Pablo Neruda, der eigentlich Neftalí Ricardo Reyes Basoalto hieß, wurde am 19. Juli 1904 in Parral geboren. Er stammte aus Chile und war Dichter und Schriftsteller. Außerdem engagierte er sich stark gegen den Faschismus, vor allem in seiner Heimat und in Spanien. Den Nobelpreis für Literatur erhielt er 1971. Er war der Sohn von einer Volksschullehrerin und eines Lokomotivführers. Allerdings verstarb seine Mutter an Tuberkulose als Pablo Neruda einen Monat alt war. Später heiratete sein Vater noch einmal. 1920 beendete er die Knabenschule von Temuco. Da er oft seinen Vater bei den Zugfahrten begleiten durfte, beschrieb er auch später seine Eindrücke von der Landschaft, die er hierbei gewonnen hatte. Sein erstes selbstfinanziertes Buch veröffentlichte er 1923.

Sein Beruf und der Verlauf seines Lebens

An der Universidad de Chile in Santiago studierte er zuerst von 1921 bis 1926 Pädagogik und Französisch. Ab 1927 arbeitete er vor allem in Asien als Honorarkonsul. Dabei führte ihn sein Dienst nach Rangun, Colombo, Singapur und Batavia. 1933 wurde er Honorarkonsul von Buenos Aires. 1934 wurde er schließlich chilenischer Konsul in Spanien und lebte zuerst in Barcelona und dann in Madrid. Durch den Tod seines Freundes García Lorca, der im Spanischen Bürgerkrieg erschossen wurde, nahmen seine Werke von nun an auch einen größeren politischen Inhalt an. 1936 musste er aus Spanien fliehen und ging nach Paris. Erst 1938 kehrte er nach Chile zurück. Viele seiner Artikel waren von den Folgen des weltweiten Faschismus geprägt. 1945 trat er in die Kommunistische Partei von Chile ein. Nachdem er erneut nach Paris gereist war, kehrte er 1952 nach Chile zurück. Am 23. September 1973 verstarb Pablo Neruda an Krebs.

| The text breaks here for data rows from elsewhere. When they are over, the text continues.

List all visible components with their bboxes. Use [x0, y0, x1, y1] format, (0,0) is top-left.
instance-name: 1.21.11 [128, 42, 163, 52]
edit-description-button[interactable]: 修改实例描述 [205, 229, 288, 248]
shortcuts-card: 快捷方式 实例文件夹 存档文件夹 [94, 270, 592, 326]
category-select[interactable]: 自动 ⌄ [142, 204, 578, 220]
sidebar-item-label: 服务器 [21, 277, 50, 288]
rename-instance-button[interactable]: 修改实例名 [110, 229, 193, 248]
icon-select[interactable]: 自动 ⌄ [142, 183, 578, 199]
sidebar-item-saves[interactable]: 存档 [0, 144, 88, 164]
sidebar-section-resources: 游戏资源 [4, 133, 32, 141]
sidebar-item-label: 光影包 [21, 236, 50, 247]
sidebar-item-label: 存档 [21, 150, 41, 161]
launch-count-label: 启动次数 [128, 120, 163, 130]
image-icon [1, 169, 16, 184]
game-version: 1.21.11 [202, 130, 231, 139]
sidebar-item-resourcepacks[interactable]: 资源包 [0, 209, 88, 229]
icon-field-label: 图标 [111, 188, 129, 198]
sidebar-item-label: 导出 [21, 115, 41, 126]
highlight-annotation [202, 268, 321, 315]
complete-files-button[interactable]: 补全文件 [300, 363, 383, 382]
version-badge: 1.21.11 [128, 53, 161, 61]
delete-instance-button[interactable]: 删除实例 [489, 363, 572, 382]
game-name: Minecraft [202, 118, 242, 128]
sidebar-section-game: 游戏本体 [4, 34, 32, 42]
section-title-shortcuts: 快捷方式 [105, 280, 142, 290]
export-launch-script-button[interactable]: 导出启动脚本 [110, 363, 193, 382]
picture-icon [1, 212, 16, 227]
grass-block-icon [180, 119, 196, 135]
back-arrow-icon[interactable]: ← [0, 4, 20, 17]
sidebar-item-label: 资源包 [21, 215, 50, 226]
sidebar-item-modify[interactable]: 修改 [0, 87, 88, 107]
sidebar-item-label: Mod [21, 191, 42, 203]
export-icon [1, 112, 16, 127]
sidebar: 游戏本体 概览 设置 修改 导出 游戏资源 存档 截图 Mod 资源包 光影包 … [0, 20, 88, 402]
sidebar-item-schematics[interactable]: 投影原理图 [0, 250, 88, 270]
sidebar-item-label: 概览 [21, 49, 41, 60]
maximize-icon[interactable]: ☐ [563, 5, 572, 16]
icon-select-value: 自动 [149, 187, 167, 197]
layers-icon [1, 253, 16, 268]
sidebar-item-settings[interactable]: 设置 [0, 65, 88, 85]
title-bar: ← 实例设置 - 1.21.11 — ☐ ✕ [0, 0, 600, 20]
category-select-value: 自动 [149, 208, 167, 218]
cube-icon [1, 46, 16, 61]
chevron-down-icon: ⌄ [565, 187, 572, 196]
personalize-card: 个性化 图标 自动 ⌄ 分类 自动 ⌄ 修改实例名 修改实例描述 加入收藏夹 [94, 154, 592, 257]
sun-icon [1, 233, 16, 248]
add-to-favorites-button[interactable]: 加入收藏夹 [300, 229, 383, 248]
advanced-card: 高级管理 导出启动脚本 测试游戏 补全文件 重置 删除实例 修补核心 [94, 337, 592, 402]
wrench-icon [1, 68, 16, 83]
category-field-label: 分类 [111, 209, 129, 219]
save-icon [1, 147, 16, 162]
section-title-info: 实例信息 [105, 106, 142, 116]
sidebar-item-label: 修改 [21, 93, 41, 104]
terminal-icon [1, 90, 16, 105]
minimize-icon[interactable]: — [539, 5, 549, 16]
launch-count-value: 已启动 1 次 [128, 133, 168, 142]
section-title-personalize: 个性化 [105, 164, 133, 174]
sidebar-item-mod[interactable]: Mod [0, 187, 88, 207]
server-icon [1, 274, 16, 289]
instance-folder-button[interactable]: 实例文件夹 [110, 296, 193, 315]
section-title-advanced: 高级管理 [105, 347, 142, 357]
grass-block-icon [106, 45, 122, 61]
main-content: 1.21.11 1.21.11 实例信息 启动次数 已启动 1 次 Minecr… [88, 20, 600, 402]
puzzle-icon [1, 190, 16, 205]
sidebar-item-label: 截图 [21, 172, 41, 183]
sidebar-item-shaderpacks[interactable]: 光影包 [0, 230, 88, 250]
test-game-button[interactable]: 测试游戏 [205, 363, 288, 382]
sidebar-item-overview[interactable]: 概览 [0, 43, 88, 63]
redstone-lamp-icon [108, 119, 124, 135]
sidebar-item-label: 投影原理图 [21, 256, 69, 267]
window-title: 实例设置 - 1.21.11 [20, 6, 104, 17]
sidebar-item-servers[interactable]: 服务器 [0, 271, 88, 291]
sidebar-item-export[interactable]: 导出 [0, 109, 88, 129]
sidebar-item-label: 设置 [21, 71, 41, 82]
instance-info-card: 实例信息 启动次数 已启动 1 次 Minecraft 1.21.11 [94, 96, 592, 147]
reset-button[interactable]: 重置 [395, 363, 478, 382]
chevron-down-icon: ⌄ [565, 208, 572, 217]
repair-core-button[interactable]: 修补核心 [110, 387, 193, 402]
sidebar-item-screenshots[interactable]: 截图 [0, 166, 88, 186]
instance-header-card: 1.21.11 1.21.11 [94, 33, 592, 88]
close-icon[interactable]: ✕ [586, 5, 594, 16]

Wofür ist Pablo Neruda bekannt

Bekannt ist Pablo Neruda vor allem als Schriftsteller und als Kämpfer gegen den Faschismus. Sicherlich prägte es ihn nachhaltig, dass er es selbst während des Spanischen Bürgerkriegs miterleben musste. Er selbst bezeichnete sich als Dichter des Volkes. Erst nach dem Militärputsch in Chile 1973 wurden seine Werke in vielen westlich europäischen Ländern veröffentlicht. Nur in der DDR wurde sein Gedicht „Beleidigtes Land“ schon 1949 veröffentlicht. Dies lag sicherlich auch daran, dass er eine positive Haltung Stalin gegenüber vertrat. Aber auch später wurde sein Leben immer wieder in Filmen, Büchern und sogar Opern aufgegriffen. Die Grundlage lieferte Antonio Skármetas Roman Mit brennender Geduld. Dieser wurde als Film Der Postmann mit Michael Radfort verfilmt. Und schließlich wurde daraus eine Oper Il Postino von Daniel Catan mit Placido Domingo in der Rolle des Pablo Neruda. Großer Bekanntheit erfreuen sich vor allem die Werke von Pablo Neruda Spanien im Herzen, Politische Poesie und seine Biografie Ich bekenne, ich habe gelebt. Er schrieb immer unter einem Pseudonym und bekam sogar einen Literaturnobelpreis. Für Spekulationen um seinen Tod sorgte auch 2013 seine von der Justiz angeordnete Exhumierung.